Students learn to fishtail their vessels at high speed, drive off intruders with high-pressure water hoses and illuminate their decks with floodlights.
Anti-piracy training is not new. Nor are the techniques. But the lessons have taken on new urgency because of the number of attacks in 2008 by outlaws who seize ships and hold them for ransom.
At the California Maritime Academy in Vallejo, professor Donna Nincic teaches two courses on piracy.
"If I've done anything, I've shown them that this isn't a joke, it's not about parrots and eye patches and Blackbeard and all that," Nincic said. "It's very real, and it's a problem without an easy solution."

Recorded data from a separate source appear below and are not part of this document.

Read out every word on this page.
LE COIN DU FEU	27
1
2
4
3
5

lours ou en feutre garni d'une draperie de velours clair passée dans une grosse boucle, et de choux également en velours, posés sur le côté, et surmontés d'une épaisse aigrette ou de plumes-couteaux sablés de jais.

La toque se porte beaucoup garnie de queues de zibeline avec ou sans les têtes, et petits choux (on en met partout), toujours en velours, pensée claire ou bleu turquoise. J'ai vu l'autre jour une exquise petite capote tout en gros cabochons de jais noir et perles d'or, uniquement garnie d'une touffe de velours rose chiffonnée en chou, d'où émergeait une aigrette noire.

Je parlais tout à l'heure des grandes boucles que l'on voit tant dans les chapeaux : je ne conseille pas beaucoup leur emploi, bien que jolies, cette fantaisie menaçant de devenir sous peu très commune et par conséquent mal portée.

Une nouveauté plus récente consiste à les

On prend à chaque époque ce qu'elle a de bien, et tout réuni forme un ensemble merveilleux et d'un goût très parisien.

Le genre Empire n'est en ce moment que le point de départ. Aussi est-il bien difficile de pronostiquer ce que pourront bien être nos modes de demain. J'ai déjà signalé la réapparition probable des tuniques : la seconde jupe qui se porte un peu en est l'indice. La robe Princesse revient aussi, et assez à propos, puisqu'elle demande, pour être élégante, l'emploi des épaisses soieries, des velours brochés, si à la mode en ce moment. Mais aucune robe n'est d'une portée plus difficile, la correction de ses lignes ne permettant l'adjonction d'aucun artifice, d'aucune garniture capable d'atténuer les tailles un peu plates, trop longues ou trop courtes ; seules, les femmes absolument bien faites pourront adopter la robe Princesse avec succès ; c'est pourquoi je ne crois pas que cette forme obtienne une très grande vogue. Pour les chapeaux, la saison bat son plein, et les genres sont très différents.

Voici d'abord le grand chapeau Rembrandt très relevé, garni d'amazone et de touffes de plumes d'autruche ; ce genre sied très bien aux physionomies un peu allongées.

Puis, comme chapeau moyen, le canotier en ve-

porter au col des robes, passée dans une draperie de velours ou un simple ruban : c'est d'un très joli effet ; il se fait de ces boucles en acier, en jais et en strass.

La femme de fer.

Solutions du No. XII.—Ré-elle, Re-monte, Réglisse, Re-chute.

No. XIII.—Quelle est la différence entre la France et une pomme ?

Emily Rizzo, a student at the Massachusetts Maritime Academy in Buzzards Bay, worked aboard a 760-foot cargo ship last year as part of her training. As the vessel sailed the Malacca Straits in Southeast Asia, she served on "pirate watches," learned to use hoses and took part in drills with alarms indicating the ship had been boarded.

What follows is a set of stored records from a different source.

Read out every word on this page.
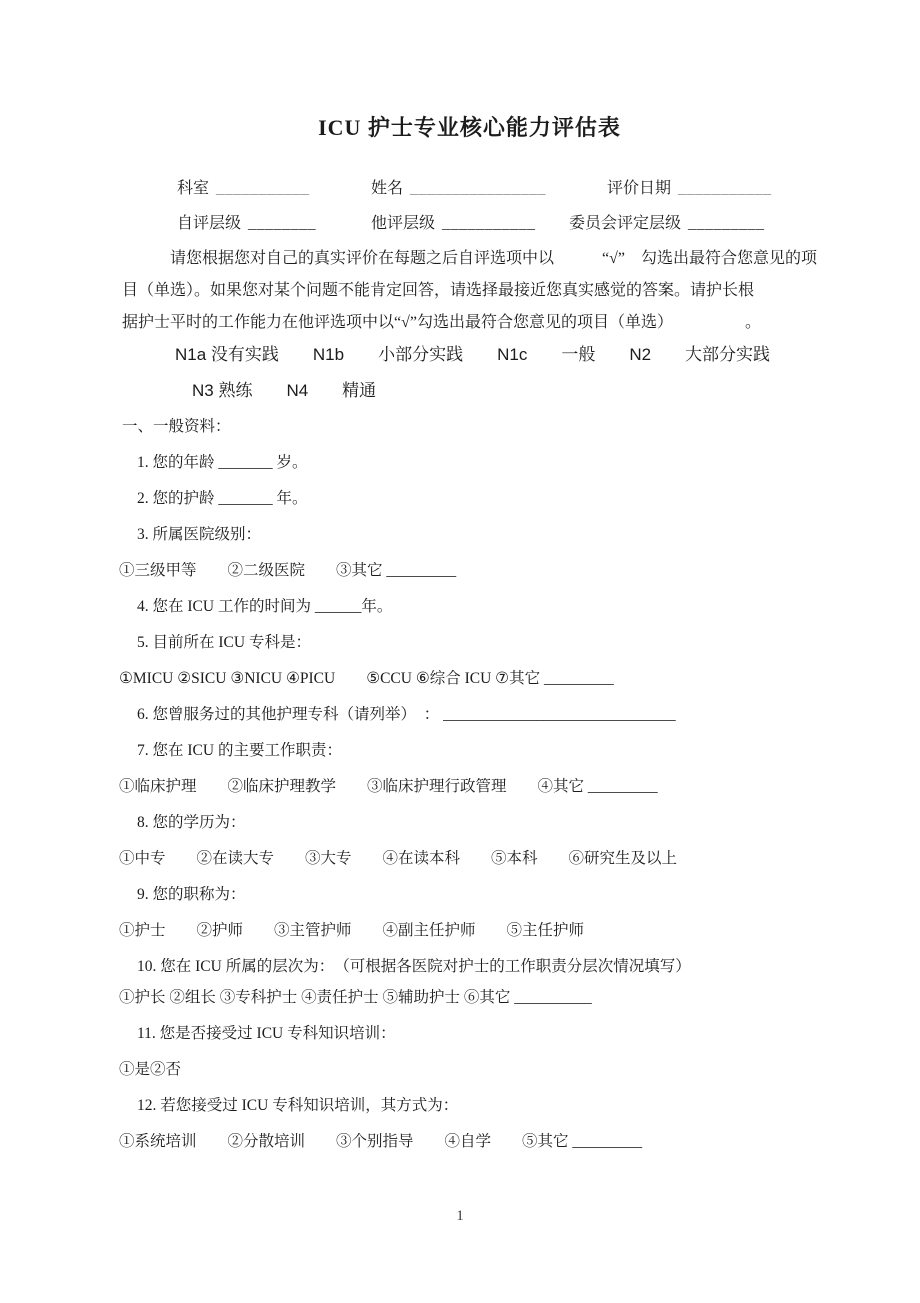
ICU 护士专业核心能力评估表
科室 ___________	姓名 ________________	评价日期 ___________
自评层级 ________	他评层级 ___________ 委员会评定层级 _________

请您根据您对自己的真实评价在每题之后自评选项中以　　　“√”　勾选出最符合您意见的项

目（单选）。如果您对某个问题不能肯定回答，请选择最接近您真实感觉的答案。请护长根

据护士平时的工作能力在他评选项中以“√”勾选出最符合您意见的项目（单选）　　　　　。

N1a 没有实践　　N1b　　小部分实践　　N1c　　一般　　N2　　大部分实践

N3 熟练　　N4　　精通

一、一般资料：

1. 您的年龄 _______ 岁。

2. 您的护龄 _______ 年。

3. 所属医院级别：

①三级甲等　　②二级医院　　③其它 _________

4. 您在 ICU 工作的时间为 ______年。

5. 目前所在 ICU 专科是：

①MICU ②SICU ③NICU ④PICU　　⑤CCU ⑥综合 ICU ⑦其它 _________

6. 您曾服务过的其他护理专科（请列举）　： ______________________________

7. 您在 ICU 的主要工作职责：

①临床护理　　②临床护理教学　　③临床护理行政管理　　④其它 _________

8. 您的学历为：

①中专　　②在读大专　　③大专　　④在读本科　　⑤本科　　⑥研究生及以上

9. 您的职称为：

①护士　　②护师　　③主管护师　　④副主任护师　　⑤主任护师

10. 您在 ICU 所属的层次为：　（可根据各医院对护士的工作职责分层次情况填写）

①护长 ②组长 ③专科护士 ④责任护士 ⑤辅助护士 ⑥其它 __________

11. 您是否接受过 ICU 专科知识培训：

①是②否

12. 若您接受过 ICU 专科知识培训，其方式为：

①系统培训　　②分散培训　　③个别指导　　④自学　　⑤其它 _________

1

The training "brought to light just how serious it is," said Rizzo, a 22-year-old senior from Milwaukee. "The pirates can get on board these huge ships and they know what they're doing."
The International Maritime Bureau reported 293 piracy incidents in 2008, an increase of 11 percent from the year before. Forty-nine vessels were hijacked, and 889 crew members were taken hostage. Eleven were killed, and 21 were reported missing and presumed dead, according to the bureau.
Often the pirates are armed with knives and guns. Pirates off the coast of Somalia have taken to firing automatic weapons and rocket-propelled grenades. Piracy hot spots have been identified off East Africa and in Southeast Asia, South America and the Caribbean.
It is illegal for crews to carry weapons in the territorial waters of many nations, and ship captains are wary of arming crew members for fear of mutinies, Nincic said. Also, some worry that arming crew members would cause the violence to escalate.
Instead, the best defense is vigilance, Nincic tells students.
"If you demonstrate a culture of awareness, that you look like you know you're in pirate waters and are clearly standing watch, patrolling, et cetera, the pirates know you're going to be more difficult to board and are possibly going to wait for the next ship and board the one that's easier," she said.